There is no moderator; the four speakers introduce themselves and each offers some opening comments on the subject. None of the four seems particularly comfortable around the other three. To Elisa’s dismay, the TV producer dominates — he shares stories about working with particular famous actors. The science fiction writer clearly dislikes him — he denigrates the narrative logic of the producer’s most popular show. The blogger tells jokes that fall flat, and Betsy, at first, appears as though she regrets coming at all. She tries, gamely enough, to talk about the actual physics of the multiverse, in much the way she presented it to Elisa in her office the year before. But here, it isn’t going over so well. She explains in detail, too much detail, the complex quantum requirements for a universe to be created, and the audience shifts in their seats. And when she tells them that travel among universes is largely impossible, several people actually groan.
“But you never know, right?” says the blogger.

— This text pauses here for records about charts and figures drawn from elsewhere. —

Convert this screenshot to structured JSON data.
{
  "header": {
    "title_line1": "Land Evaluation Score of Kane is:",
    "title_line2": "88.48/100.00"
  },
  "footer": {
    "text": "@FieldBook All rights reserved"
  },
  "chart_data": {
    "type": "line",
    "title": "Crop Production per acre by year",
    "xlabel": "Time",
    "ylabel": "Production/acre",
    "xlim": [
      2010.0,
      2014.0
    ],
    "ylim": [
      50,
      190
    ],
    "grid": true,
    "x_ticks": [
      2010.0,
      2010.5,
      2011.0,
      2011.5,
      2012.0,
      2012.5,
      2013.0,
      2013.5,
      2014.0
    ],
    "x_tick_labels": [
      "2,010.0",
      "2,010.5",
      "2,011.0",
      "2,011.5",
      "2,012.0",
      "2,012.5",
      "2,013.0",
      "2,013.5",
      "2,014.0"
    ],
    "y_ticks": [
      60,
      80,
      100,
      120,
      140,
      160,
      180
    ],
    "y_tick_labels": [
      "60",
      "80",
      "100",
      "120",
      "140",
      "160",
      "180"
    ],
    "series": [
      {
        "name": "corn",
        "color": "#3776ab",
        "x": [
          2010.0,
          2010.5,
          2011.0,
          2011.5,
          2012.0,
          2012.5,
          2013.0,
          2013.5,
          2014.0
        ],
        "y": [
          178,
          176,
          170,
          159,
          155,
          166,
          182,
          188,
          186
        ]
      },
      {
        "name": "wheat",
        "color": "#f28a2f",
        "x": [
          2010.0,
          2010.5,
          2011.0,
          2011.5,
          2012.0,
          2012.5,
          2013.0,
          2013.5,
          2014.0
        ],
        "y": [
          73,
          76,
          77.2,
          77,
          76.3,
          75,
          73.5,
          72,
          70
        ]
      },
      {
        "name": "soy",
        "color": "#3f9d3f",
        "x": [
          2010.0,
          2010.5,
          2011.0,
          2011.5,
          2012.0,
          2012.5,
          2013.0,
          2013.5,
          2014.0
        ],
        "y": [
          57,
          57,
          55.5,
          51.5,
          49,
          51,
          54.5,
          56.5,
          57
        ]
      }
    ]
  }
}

“That’s right,” the TV producer says brightly, to mild laughter, “you never know!” By the time the audience begins raising questions, everyone seems exhausted, as if it’s midafternoon and they have been conferencing all day.
At some point Elisa feels a presence beside her and turns to find that the presumptive Patricia has taken a seat two down from her. She is wearing a floral print dress, clean new running shoes, and a crucifix around her neck. She is staring straight ahead. Her hands are folded in her lap and she remains perfectly still. Elisa smells perfume.
Someone in the front of the room, she thinks it’s RueTheDay, is asking Betsy a question. “You say we can’t travel back and forth between universes,” he says. “But what about our consciousness? You know, our awareness?”